An approval of the sale of the 25 leases to Liu would lead to a recovery of over $50 million for HBC’s creditors and create about 1,800 jobs across Canada, according to a court document filed by HBC. But a number of landlords, including Ivanhoe Cambridge and Cadillac Fairview Corp, Ltd, have been contesting Liu’s claims.

At the hearing on Friday, Matthew Gottlieb, a lawyer speaking on behalf of all the landlords said that Liu’s business plan “cannot be relied on.” He also said that Liu didn’t have $400 million or “anywhere close to $400 million” that she has committed to spend on rebuilding the stores.

Even if the $400 million were available, it wouldn’t be sufficient to fund the plan, he said. “Nordstrom, Walmart spent billions.
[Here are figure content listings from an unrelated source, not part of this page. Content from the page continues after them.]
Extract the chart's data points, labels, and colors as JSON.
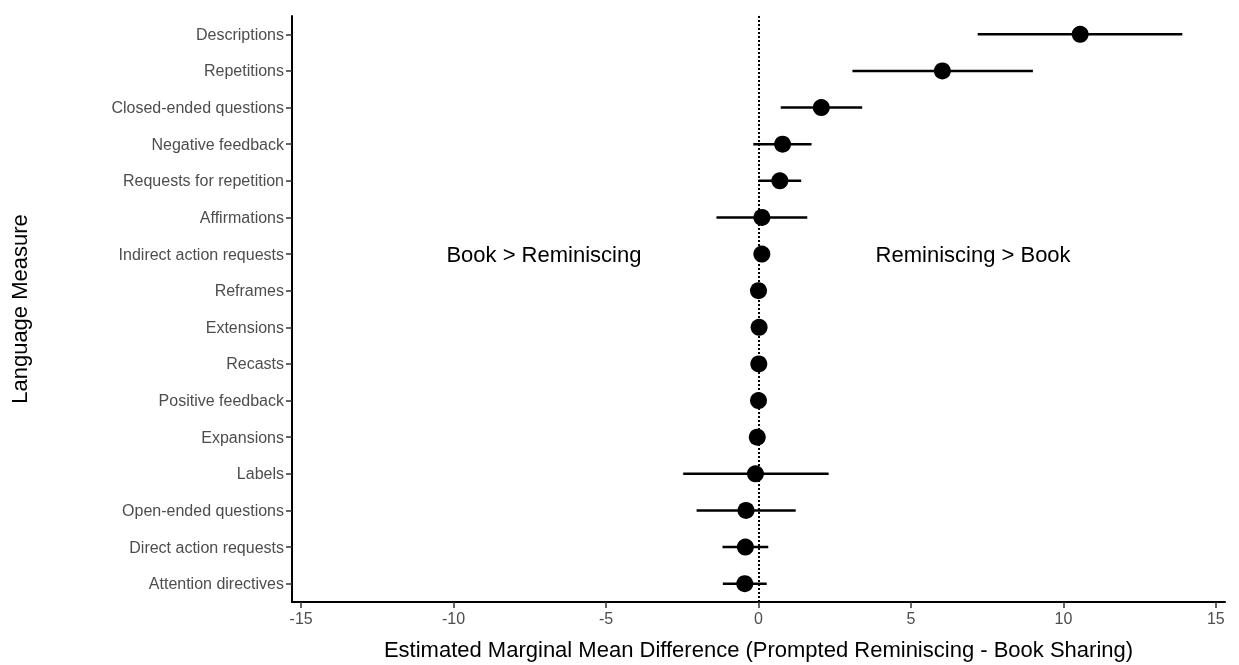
{
  "chart_data": {
    "type": "scatter",
    "orientation": "horizontal",
    "xlabel": "Estimated Marginal Mean Difference (Prompted Reminiscing - Book Sharing)",
    "ylabel": "Language Measure",
    "categories": [
      "Descriptions",
      "Repetitions",
      "Closed-ended questions",
      "Negative feedback",
      "Requests for repetition",
      "Affirmations",
      "Indirect action requests",
      "Reframes",
      "Extensions",
      "Recasts",
      "Positive feedback",
      "Expansions",
      "Labels",
      "Open-ended questions",
      "Direct action requests",
      "Attention directives"
    ],
    "series": [
      {
        "color": "#000000",
        "values": [
          10.55,
          6.03,
          2.06,
          0.79,
          0.7,
          0.11,
          0.11,
          0,
          0.02,
          0.01,
          0,
          -0.04,
          -0.1,
          -0.41,
          -0.43,
          -0.45
        ],
        "errors": [
          [
            7.19,
            13.9
          ],
          [
            3.08,
            9.0
          ],
          [
            0.73,
            3.4
          ],
          [
            -0.17,
            1.74
          ],
          [
            0.0,
            1.4
          ],
          [
            -1.38,
            1.6
          ],
          null,
          null,
          null,
          null,
          null,
          null,
          [
            -2.47,
            2.3
          ],
          [
            -2.03,
            1.22
          ],
          [
            -1.18,
            0.32
          ],
          [
            -1.17,
            0.27
          ]
        ]
      }
    ],
    "xlim": [
      -15.3,
      15.3
    ],
    "xticks": [
      -15,
      -10,
      -5,
      0,
      5,
      10,
      15
    ],
    "grid": false,
    "marker": "circle",
    "ref_lines": [
      {
        "axis": "x",
        "value": 0,
        "line_style": "dotted",
        "color": "#000000"
      }
    ],
    "annotations": [
      "Book > Reminiscing",
      "Reminiscing > Book"
    ]
  }
}
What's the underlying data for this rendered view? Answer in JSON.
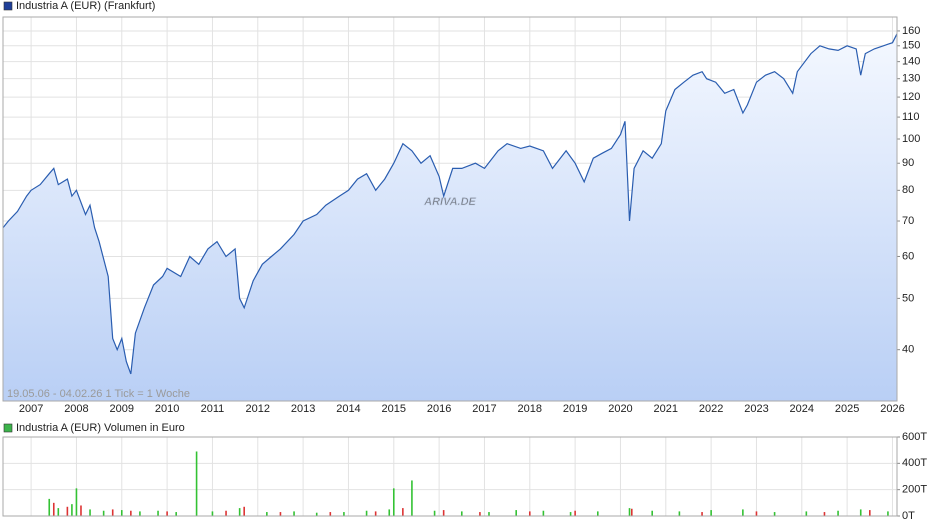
{
  "chart_data": [
    {
      "type": "line",
      "legend": "Industria A (EUR) (Frankfurt)",
      "legend_color": "#1f3f99",
      "annotation": "19.05.06 - 04.02.26    1 Tick = 1 Woche",
      "watermark": "ARIVA.DE",
      "color": "#2a5db0",
      "log_scale": true,
      "grid": true,
      "xlim": [
        2006.38,
        2026.1
      ],
      "xticks": [
        2007,
        2008,
        2009,
        2010,
        2011,
        2012,
        2013,
        2014,
        2015,
        2016,
        2017,
        2018,
        2019,
        2020,
        2021,
        2022,
        2023,
        2024,
        2025,
        2026
      ],
      "ylim": [
        32,
        170
      ],
      "yticks": [
        40,
        50,
        60,
        70,
        80,
        90,
        100,
        110,
        120,
        130,
        140,
        150,
        160
      ],
      "x": [
        2006.38,
        2006.5,
        2006.7,
        2006.9,
        2007.0,
        2007.2,
        2007.4,
        2007.5,
        2007.6,
        2007.8,
        2007.9,
        2008.0,
        2008.2,
        2008.3,
        2008.4,
        2008.5,
        2008.7,
        2008.8,
        2008.9,
        2009.0,
        2009.1,
        2009.2,
        2009.3,
        2009.5,
        2009.7,
        2009.9,
        2010.0,
        2010.3,
        2010.5,
        2010.7,
        2010.9,
        2011.1,
        2011.3,
        2011.5,
        2011.6,
        2011.7,
        2011.9,
        2012.1,
        2012.3,
        2012.5,
        2012.8,
        2013.0,
        2013.3,
        2013.5,
        2013.8,
        2014.0,
        2014.2,
        2014.4,
        2014.6,
        2014.8,
        2015.0,
        2015.2,
        2015.4,
        2015.6,
        2015.8,
        2016.0,
        2016.1,
        2016.3,
        2016.5,
        2016.8,
        2017.0,
        2017.3,
        2017.5,
        2017.8,
        2018.0,
        2018.3,
        2018.5,
        2018.8,
        2019.0,
        2019.2,
        2019.4,
        2019.6,
        2019.8,
        2020.0,
        2020.1,
        2020.2,
        2020.3,
        2020.5,
        2020.7,
        2020.9,
        2021.0,
        2021.2,
        2021.4,
        2021.6,
        2021.8,
        2021.9,
        2022.1,
        2022.3,
        2022.5,
        2022.7,
        2022.8,
        2023.0,
        2023.2,
        2023.4,
        2023.6,
        2023.8,
        2023.9,
        2024.2,
        2024.4,
        2024.6,
        2024.8,
        2025.0,
        2025.2,
        2025.3,
        2025.4,
        2025.6,
        2025.8,
        2026.0,
        2026.1
      ],
      "values": [
        68,
        70,
        73,
        78,
        80,
        82,
        86,
        88,
        82,
        84,
        78,
        80,
        72,
        75,
        68,
        64,
        55,
        42,
        40,
        42,
        38,
        36,
        43,
        48,
        53,
        55,
        57,
        55,
        60,
        58,
        62,
        64,
        60,
        62,
        50,
        48,
        54,
        58,
        60,
        62,
        66,
        70,
        72,
        75,
        78,
        80,
        84,
        86,
        80,
        84,
        90,
        98,
        95,
        90,
        93,
        85,
        78,
        88,
        88,
        90,
        88,
        95,
        98,
        96,
        97,
        95,
        88,
        95,
        90,
        83,
        92,
        94,
        96,
        102,
        108,
        70,
        88,
        95,
        92,
        98,
        113,
        124,
        128,
        132,
        134,
        130,
        128,
        122,
        124,
        112,
        116,
        128,
        132,
        134,
        130,
        122,
        134,
        145,
        150,
        148,
        147,
        150,
        148,
        132,
        145,
        148,
        150,
        152,
        158
      ]
    },
    {
      "type": "bar",
      "legend": "Industria A (EUR) Volumen in Euro",
      "legend_color": "#3cb44b",
      "grid": true,
      "xlim": [
        2006.38,
        2026.1
      ],
      "xticks": [
        2007,
        2008,
        2009,
        2010,
        2011,
        2012,
        2013,
        2014,
        2015,
        2016,
        2017,
        2018,
        2019,
        2020,
        2021,
        2022,
        2023,
        2024,
        2025,
        2026
      ],
      "ylim": [
        0,
        600
      ],
      "yticks": [
        {
          "value": 0,
          "label": "0T"
        },
        {
          "value": 200,
          "label": "200T"
        },
        {
          "value": 400,
          "label": "400T"
        },
        {
          "value": 600,
          "label": "600T"
        }
      ],
      "series": [
        {
          "color": "#33c233",
          "x": [
            2007.4,
            2007.6,
            2007.9,
            2008.0,
            2008.3,
            2008.6,
            2009.0,
            2009.4,
            2009.8,
            2010.2,
            2010.65,
            2011.0,
            2011.6,
            2012.2,
            2012.8,
            2013.3,
            2013.9,
            2014.4,
            2014.9,
            2015.0,
            2015.4,
            2015.9,
            2016.5,
            2017.1,
            2017.7,
            2018.3,
            2018.9,
            2019.5,
            2020.2,
            2020.7,
            2021.3,
            2022.0,
            2022.7,
            2023.4,
            2024.1,
            2024.8,
            2025.3,
            2025.9
          ],
          "values": [
            130,
            60,
            90,
            210,
            50,
            40,
            45,
            35,
            40,
            30,
            490,
            35,
            60,
            30,
            35,
            25,
            30,
            40,
            50,
            210,
            270,
            40,
            35,
            30,
            45,
            40,
            30,
            35,
            60,
            40,
            35,
            45,
            50,
            30,
            35,
            40,
            50,
            35
          ]
        },
        {
          "color": "#dd3333",
          "x": [
            2007.5,
            2007.8,
            2008.1,
            2008.8,
            2009.2,
            2010.0,
            2011.3,
            2011.7,
            2012.5,
            2013.6,
            2014.6,
            2015.2,
            2016.1,
            2016.9,
            2018.0,
            2019.0,
            2020.25,
            2021.8,
            2023.0,
            2024.5,
            2025.5
          ],
          "values": [
            100,
            70,
            80,
            50,
            40,
            35,
            40,
            70,
            30,
            30,
            35,
            60,
            45,
            30,
            35,
            40,
            55,
            30,
            35,
            30,
            45
          ]
        }
      ]
    }
  ]
}
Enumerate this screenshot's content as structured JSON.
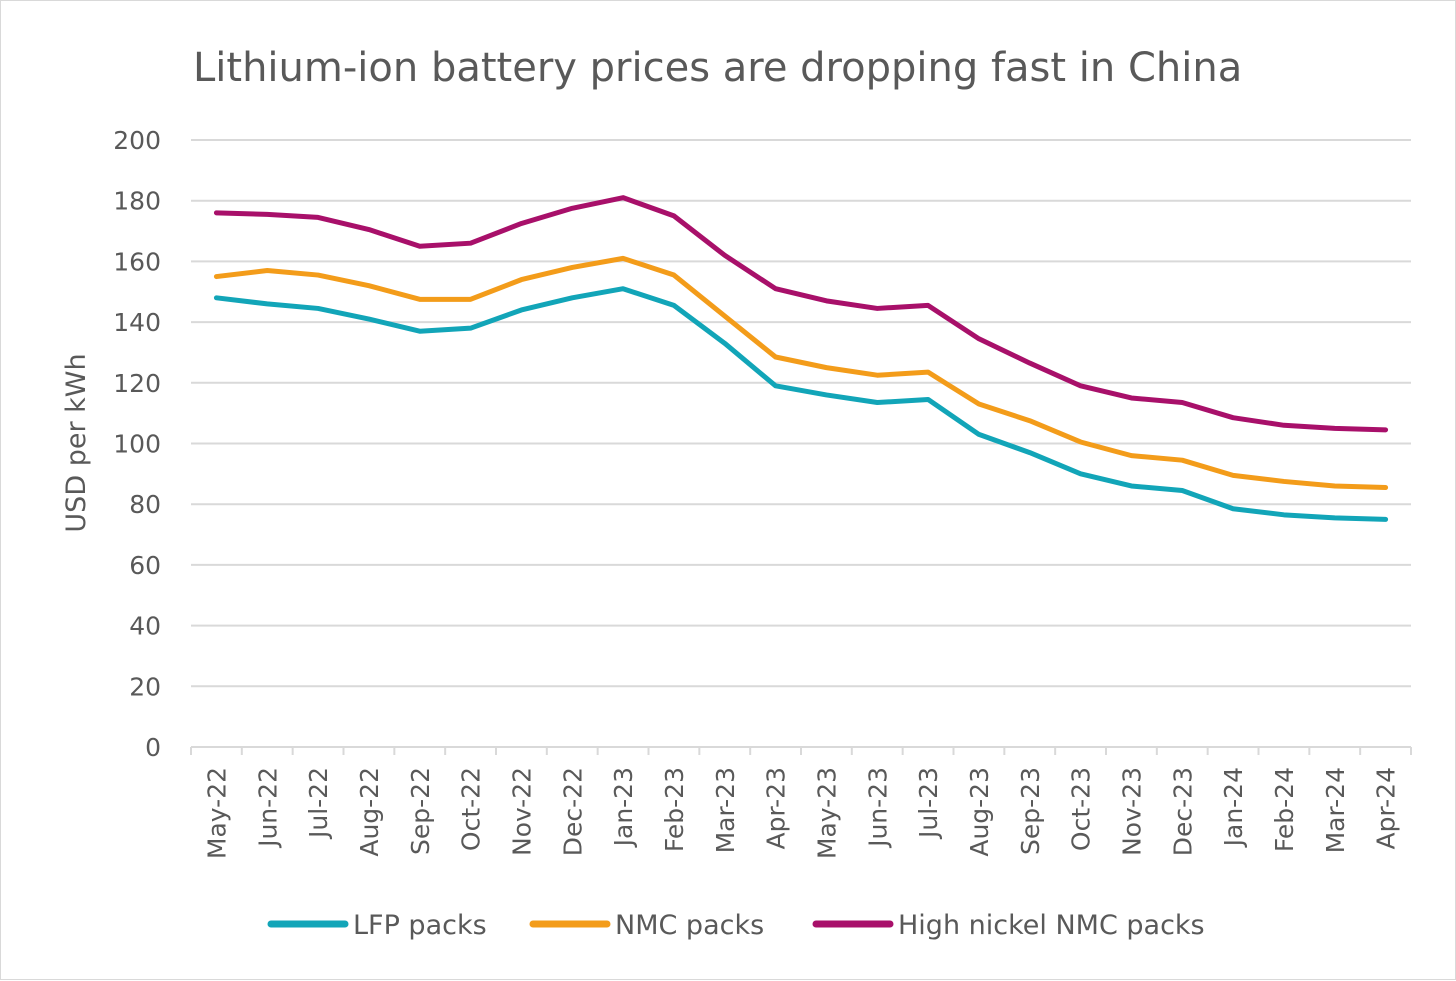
{
  "chart_data": {
    "type": "line",
    "title": "Lithium-ion battery prices are dropping fast in China",
    "xlabel": "",
    "ylabel": "USD per kWh",
    "ylim": [
      0,
      200
    ],
    "yticks": [
      0,
      20,
      40,
      60,
      80,
      100,
      120,
      140,
      160,
      180,
      200
    ],
    "grid": true,
    "legend_position": "bottom",
    "categories": [
      "May-22",
      "Jun-22",
      "Jul-22",
      "Aug-22",
      "Sep-22",
      "Oct-22",
      "Nov-22",
      "Dec-22",
      "Jan-23",
      "Feb-23",
      "Mar-23",
      "Apr-23",
      "May-23",
      "Jun-23",
      "Jul-23",
      "Aug-23",
      "Sep-23",
      "Oct-23",
      "Nov-23",
      "Dec-23",
      "Jan-24",
      "Feb-24",
      "Mar-24",
      "Apr-24"
    ],
    "series": [
      {
        "name": "LFP packs",
        "color": "#12A5B8",
        "values": [
          148,
          146,
          144.5,
          141,
          137,
          138,
          144,
          148,
          151,
          145.5,
          133,
          119,
          116,
          113.5,
          114.5,
          103,
          97,
          90,
          86,
          84.5,
          78.5,
          76.5,
          75.5,
          75
        ]
      },
      {
        "name": "NMC packs",
        "color": "#F39C1A",
        "values": [
          155,
          157,
          155.5,
          152,
          147.5,
          147.5,
          154,
          158,
          161,
          155.5,
          142,
          128.5,
          125,
          122.5,
          123.5,
          113,
          107.5,
          100.5,
          96,
          94.5,
          89.5,
          87.5,
          86,
          85.5
        ]
      },
      {
        "name": "High nickel NMC packs",
        "color": "#A8106A",
        "values": [
          176,
          175.5,
          174.5,
          170.5,
          165,
          166,
          172.5,
          177.5,
          181,
          175,
          162,
          151,
          147,
          144.5,
          145.5,
          134.5,
          126.5,
          119,
          115,
          113.5,
          108.5,
          106,
          105,
          104.5
        ]
      }
    ]
  }
}
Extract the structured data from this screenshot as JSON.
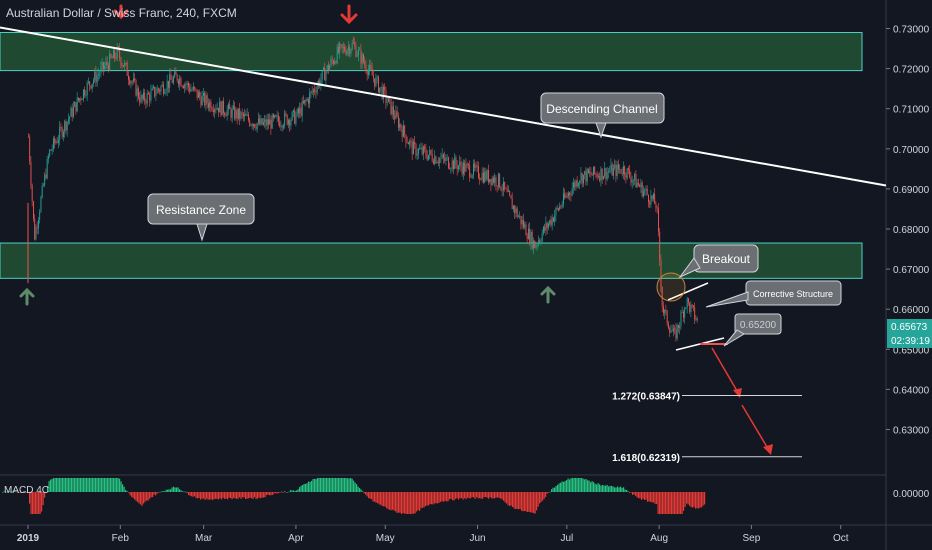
{
  "symbol_title": "Australian Dollar / Swiss Franc, 240, FXCM",
  "colors": {
    "background": "#131722",
    "up": "#26a69a",
    "down": "#ef5350",
    "zone_fill": "#1f4a31",
    "zone_border": "#4dd0c4",
    "trendline": "#ffffff",
    "callout_bg": "#6b6e73",
    "arrow_up": "#5e8c6a",
    "arrow_down": "#e53935",
    "price_badge": "#26a69a"
  },
  "callouts": {
    "descending_channel": "Descending Channel",
    "resistance_zone": "Resistance Zone",
    "breakout": "Breakout",
    "corrective_structure": "Corrective Structure",
    "target_price": "0.65200"
  },
  "fib_levels": [
    {
      "label": "1.272(0.63847)",
      "price": 0.63847
    },
    {
      "label": "1.618(0.62319)",
      "price": 0.62319
    }
  ],
  "current_price": "0.65673",
  "countdown": "02:39:19",
  "macd_label": "MACD 4C",
  "macd_zero": "0.00000",
  "chart_data": {
    "type": "candlestick",
    "title": "Australian Dollar / Swiss Franc, 240, FXCM",
    "y_ticks": [
      "0.73000",
      "0.72000",
      "0.71000",
      "0.70000",
      "0.69000",
      "0.68000",
      "0.67000",
      "0.66000",
      "0.65000",
      "0.64000",
      "0.63000"
    ],
    "ylim": [
      0.6195,
      0.734
    ],
    "x_ticks": [
      "2019",
      "Feb",
      "Mar",
      "Apr",
      "May",
      "Jun",
      "Jul",
      "Aug",
      "Sep",
      "Oct"
    ],
    "price_path": [
      {
        "date": "2019-01-01",
        "price": 0.703
      },
      {
        "date": "2019-01-03",
        "price": 0.678
      },
      {
        "date": "2019-01-08",
        "price": 0.699
      },
      {
        "date": "2019-01-20",
        "price": 0.715
      },
      {
        "date": "2019-01-31",
        "price": 0.724
      },
      {
        "date": "2019-02-08",
        "price": 0.712
      },
      {
        "date": "2019-02-20",
        "price": 0.718
      },
      {
        "date": "2019-03-01",
        "price": 0.712
      },
      {
        "date": "2019-03-20",
        "price": 0.706
      },
      {
        "date": "2019-04-01",
        "price": 0.708
      },
      {
        "date": "2019-04-15",
        "price": 0.724
      },
      {
        "date": "2019-04-20",
        "price": 0.726
      },
      {
        "date": "2019-04-30",
        "price": 0.714
      },
      {
        "date": "2019-05-10",
        "price": 0.7
      },
      {
        "date": "2019-05-25",
        "price": 0.696
      },
      {
        "date": "2019-06-08",
        "price": 0.692
      },
      {
        "date": "2019-06-20",
        "price": 0.676
      },
      {
        "date": "2019-07-05",
        "price": 0.693
      },
      {
        "date": "2019-07-20",
        "price": 0.695
      },
      {
        "date": "2019-07-31",
        "price": 0.686
      },
      {
        "date": "2019-08-02",
        "price": 0.66
      },
      {
        "date": "2019-08-06",
        "price": 0.653
      },
      {
        "date": "2019-08-10",
        "price": 0.662
      },
      {
        "date": "2019-08-14",
        "price": 0.6567
      }
    ],
    "zones": [
      {
        "name": "upper supply zone",
        "from": 0.7195,
        "to": 0.729
      },
      {
        "name": "Resistance Zone",
        "from": 0.6677,
        "to": 0.6765
      }
    ],
    "trendline": {
      "start": {
        "date": "2019-01-01",
        "price": 0.729
      },
      "end": {
        "date": "2019-10-15",
        "price": 0.691
      }
    },
    "grid": false,
    "macd_histogram": true
  }
}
So, although 400 million sounds like a lot of money, and it is, it is not a lot of money for a redevelopment, rebuild of 28 stores in three provinces.”

He said that the plan was “doomed to fail.” “If the assignment is granted, it will lead to a second insolvency in an anchor tenant space with no ability to collect on the damages and the harm they’ll suffer.”

Another lawyer representing the landlords told the court that it was far less damaging to landlords and other tenants in a shopping mall to have a vacant space than to have an “unsuitable, inappropriate anchor tenant.”

Friday’s arguments came a day after Maria Konyukhova, a lawyer representing Hudson’s Bay, referred to the landlords’ objections as “exaggerated” and “misguided” but “entirely logical once we understand and take into account the value these landlords stand to gain if” Liu fails.

The lawyer said that the landlords’ objections were based on an “absurdly high standard” and that if they were adopted by the court, it could lead to an unreasonable precedent for future cases with the “balance in the negotiations” potentially getting lost.

In a previous court filing, Liu, the proposed purchaser, said the landlords’ concerns were misguided.

“I have no intention to invest $400 million into a business and then have it fail after such a significant expenditure,” she said in a court filing. “I am committed to the financial success of the business.”

She said she is prepared to guarantee rent obligations under the leases for a period of one year after getting the leases to “provide comfort” to the landlords.

Previously Liu had said that the new stores would dedicate about 30,000 square feet for a kids’ play area and that the “flagship” stores are also likely to have Asian supermarkets and an Asian fusion dining area.

She also plans to have a series of “platinum stores” that will focus on an “immersive shopping experience” to attract younger shoppers.